Tag bridges compare tags and short concepts. They can reveal shared concepts even when full texts are different.
Analogy bridges look for structural similarity: similar core_mix, level, degree, and tag overlap. Default threshold: structural_bridge_threshold = 0.55.
All bridges are returned as proposals (proposed: true). The server shows candidates; you decide what becomes a link.
Automatic Parent Search
suggest_parents, process_orphans, and add_entity can propose a place for a note without parents.

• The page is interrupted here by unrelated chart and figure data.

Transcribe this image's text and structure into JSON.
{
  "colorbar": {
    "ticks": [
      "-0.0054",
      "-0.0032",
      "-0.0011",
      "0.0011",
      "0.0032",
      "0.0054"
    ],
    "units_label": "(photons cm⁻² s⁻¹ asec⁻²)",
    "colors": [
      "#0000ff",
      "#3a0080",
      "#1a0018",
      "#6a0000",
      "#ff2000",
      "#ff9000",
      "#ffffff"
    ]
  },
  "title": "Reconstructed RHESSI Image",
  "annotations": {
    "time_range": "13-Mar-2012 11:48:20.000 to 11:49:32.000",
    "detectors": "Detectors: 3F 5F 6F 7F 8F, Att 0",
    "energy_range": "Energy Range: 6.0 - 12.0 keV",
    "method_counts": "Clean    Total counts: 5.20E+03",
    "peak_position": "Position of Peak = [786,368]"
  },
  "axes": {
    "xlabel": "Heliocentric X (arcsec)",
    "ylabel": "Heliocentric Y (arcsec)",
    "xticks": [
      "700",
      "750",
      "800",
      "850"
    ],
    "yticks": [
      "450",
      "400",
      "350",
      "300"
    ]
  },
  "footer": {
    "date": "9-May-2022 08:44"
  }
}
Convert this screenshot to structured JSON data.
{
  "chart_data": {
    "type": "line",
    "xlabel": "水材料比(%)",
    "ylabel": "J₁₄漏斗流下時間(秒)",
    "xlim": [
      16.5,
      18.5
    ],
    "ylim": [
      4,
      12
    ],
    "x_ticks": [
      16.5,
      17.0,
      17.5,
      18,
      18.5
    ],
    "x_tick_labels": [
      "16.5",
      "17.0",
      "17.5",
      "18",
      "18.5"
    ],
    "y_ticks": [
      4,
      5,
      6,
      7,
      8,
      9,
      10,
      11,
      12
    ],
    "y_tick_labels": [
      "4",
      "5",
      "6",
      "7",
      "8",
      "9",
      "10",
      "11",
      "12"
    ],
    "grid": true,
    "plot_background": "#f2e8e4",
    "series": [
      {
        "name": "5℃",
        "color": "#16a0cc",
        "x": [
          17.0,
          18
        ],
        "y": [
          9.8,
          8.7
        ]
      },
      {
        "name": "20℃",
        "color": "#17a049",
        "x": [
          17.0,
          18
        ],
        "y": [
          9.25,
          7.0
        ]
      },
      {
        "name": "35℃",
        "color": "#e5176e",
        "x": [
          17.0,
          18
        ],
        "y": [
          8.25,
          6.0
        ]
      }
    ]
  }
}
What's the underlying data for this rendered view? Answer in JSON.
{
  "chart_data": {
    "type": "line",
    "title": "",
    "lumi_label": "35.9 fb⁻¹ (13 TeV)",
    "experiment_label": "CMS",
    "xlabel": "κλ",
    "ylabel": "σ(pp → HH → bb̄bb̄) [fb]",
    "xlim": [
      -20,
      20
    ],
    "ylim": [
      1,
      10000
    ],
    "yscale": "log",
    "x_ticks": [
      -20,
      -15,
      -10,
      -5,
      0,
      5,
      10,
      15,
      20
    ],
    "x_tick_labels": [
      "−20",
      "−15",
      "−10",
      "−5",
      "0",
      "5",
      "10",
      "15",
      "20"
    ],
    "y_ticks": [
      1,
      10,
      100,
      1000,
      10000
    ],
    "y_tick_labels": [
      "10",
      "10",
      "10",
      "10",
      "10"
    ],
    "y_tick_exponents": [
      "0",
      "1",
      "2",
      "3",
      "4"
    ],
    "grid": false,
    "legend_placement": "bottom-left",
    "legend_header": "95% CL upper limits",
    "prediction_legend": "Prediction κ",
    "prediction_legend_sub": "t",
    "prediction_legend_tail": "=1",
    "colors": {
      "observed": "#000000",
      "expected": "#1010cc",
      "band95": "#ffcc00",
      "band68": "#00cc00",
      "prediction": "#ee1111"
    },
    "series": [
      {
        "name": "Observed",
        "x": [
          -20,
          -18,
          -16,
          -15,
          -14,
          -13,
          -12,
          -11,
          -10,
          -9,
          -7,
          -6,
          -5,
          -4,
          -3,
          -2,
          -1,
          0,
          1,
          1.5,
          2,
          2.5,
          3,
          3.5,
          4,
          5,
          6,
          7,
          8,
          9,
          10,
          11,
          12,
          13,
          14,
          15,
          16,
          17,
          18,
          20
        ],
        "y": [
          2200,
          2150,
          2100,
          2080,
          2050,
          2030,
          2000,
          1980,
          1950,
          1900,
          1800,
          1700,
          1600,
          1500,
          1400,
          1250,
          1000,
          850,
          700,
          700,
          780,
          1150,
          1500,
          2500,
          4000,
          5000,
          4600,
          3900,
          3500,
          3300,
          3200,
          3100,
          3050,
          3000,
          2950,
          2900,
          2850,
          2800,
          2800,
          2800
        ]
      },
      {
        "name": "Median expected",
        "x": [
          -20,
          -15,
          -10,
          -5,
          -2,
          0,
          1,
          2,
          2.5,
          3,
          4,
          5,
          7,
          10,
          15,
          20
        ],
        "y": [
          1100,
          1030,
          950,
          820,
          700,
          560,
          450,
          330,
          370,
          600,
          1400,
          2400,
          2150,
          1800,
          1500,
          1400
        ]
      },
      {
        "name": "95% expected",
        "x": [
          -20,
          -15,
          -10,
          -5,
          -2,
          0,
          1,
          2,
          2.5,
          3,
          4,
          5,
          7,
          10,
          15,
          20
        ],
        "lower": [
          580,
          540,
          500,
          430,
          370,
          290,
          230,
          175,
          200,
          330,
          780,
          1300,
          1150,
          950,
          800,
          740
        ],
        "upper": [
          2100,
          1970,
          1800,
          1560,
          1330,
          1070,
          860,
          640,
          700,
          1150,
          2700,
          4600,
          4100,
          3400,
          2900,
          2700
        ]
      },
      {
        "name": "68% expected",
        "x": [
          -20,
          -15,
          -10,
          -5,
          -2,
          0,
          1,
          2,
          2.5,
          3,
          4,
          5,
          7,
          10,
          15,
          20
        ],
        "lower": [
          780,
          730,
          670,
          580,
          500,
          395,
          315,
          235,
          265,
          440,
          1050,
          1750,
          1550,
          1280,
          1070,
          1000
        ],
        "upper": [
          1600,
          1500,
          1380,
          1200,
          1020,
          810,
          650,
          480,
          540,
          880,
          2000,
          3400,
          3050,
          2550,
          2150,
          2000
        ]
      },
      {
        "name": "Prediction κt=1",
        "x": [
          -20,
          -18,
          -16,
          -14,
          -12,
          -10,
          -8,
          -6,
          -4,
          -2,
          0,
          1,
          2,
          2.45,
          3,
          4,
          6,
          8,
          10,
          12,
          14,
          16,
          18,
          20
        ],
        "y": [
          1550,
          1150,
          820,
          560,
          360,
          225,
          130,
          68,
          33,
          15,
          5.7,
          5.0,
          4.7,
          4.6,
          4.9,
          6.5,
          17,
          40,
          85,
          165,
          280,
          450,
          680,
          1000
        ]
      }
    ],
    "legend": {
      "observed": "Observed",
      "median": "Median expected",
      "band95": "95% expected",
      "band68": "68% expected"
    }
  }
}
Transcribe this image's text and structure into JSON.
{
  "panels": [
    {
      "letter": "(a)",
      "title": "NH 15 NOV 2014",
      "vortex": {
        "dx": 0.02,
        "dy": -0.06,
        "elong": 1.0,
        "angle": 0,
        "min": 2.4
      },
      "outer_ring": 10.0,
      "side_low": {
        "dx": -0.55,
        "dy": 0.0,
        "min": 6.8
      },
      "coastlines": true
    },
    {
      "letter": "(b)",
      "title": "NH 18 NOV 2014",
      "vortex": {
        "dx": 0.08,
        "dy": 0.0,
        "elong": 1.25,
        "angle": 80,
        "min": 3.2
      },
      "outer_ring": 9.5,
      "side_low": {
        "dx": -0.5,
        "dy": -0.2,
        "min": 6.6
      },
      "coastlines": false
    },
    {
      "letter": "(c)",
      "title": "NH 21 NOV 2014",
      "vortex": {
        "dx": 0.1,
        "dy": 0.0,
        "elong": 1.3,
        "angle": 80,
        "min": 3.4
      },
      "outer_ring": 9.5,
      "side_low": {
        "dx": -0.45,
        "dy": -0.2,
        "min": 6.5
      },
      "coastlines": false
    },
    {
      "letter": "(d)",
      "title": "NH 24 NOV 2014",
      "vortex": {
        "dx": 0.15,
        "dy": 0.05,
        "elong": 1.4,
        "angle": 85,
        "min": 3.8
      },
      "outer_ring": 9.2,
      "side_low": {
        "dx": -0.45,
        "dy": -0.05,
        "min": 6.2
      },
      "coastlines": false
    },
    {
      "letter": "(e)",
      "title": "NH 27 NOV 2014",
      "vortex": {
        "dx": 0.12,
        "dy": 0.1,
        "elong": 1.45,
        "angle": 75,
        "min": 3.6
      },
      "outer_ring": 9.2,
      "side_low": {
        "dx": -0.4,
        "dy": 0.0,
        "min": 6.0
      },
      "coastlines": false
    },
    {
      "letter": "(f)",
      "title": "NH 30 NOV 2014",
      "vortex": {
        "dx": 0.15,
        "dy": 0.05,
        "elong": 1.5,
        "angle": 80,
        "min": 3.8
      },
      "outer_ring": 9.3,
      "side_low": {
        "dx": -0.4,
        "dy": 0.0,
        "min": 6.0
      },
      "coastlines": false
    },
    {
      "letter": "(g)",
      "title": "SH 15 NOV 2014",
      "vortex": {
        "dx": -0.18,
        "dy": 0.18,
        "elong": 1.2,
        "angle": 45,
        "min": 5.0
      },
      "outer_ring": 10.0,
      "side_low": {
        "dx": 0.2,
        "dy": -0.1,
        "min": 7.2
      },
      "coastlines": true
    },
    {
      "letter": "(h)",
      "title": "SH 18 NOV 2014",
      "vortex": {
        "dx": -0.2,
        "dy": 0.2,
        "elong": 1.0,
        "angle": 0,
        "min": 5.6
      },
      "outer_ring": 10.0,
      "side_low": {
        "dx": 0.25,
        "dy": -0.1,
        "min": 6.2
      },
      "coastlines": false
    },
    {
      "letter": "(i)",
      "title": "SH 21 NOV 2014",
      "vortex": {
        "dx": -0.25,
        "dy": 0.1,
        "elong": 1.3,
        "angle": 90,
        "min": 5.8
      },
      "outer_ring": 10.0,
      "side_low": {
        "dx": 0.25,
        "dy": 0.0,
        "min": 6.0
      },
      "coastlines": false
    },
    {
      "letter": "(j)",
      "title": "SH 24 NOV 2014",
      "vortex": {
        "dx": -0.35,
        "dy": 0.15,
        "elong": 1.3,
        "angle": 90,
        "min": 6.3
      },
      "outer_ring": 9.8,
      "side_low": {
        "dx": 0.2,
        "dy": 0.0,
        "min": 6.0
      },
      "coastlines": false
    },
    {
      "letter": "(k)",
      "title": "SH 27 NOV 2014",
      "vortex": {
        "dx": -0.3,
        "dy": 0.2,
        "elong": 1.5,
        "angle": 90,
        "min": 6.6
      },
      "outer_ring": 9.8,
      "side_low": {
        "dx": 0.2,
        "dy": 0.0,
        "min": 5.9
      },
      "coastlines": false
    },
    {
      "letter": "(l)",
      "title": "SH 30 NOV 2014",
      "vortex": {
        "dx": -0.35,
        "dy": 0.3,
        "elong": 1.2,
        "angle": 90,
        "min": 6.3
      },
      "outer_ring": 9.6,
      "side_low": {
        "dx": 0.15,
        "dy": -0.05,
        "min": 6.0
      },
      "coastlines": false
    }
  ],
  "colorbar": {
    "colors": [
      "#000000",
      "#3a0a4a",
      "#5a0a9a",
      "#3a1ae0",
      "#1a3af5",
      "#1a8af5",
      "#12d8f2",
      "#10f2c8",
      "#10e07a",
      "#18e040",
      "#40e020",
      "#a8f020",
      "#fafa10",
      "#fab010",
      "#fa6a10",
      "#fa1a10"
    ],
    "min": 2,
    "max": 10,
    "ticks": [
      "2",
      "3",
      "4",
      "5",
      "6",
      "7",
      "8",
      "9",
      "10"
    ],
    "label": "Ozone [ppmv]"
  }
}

The server compares the note text with possible parents. Candidates below parent_link_threshold (0.55) are discarded. If several candidates are close, the parent from the same domain gets priority.
Pipeline
Note
Markdown with YAML: type, level, sign, parents, tags. Files without YAML are indexed too, but need markup.
Index
The server stores metadata, content, links, and embeddings in SQLite.
Classification
Content is compared with etalons; L5 receives artifact_sign, L4 can receive a composite sign.
Aggregation
L4 gets a profile from text classification; L3 and L2 aggregate child nodes bottom-up.
Proposals
Bridges, parents, tags, and hierarchy errors are returned as candidates for your decision.
Database
NOUZ stores its index in SQLite (obsidian_kb.db in the vault root):
- file metadata;
- graph links;
- embeddings;
- etalon reference vectors;
core_mix,sign_auto,sign_source,artifact_sign.
Notes and the database stay local. If you use a cloud embedding provider, only texts requested for embeddings leave your machine.
SQLite does not require a separate database server: Python includes sqlite3, and NOUZ uses aiosqlite as an async wrapper. The local index file is created when the vault is indexed.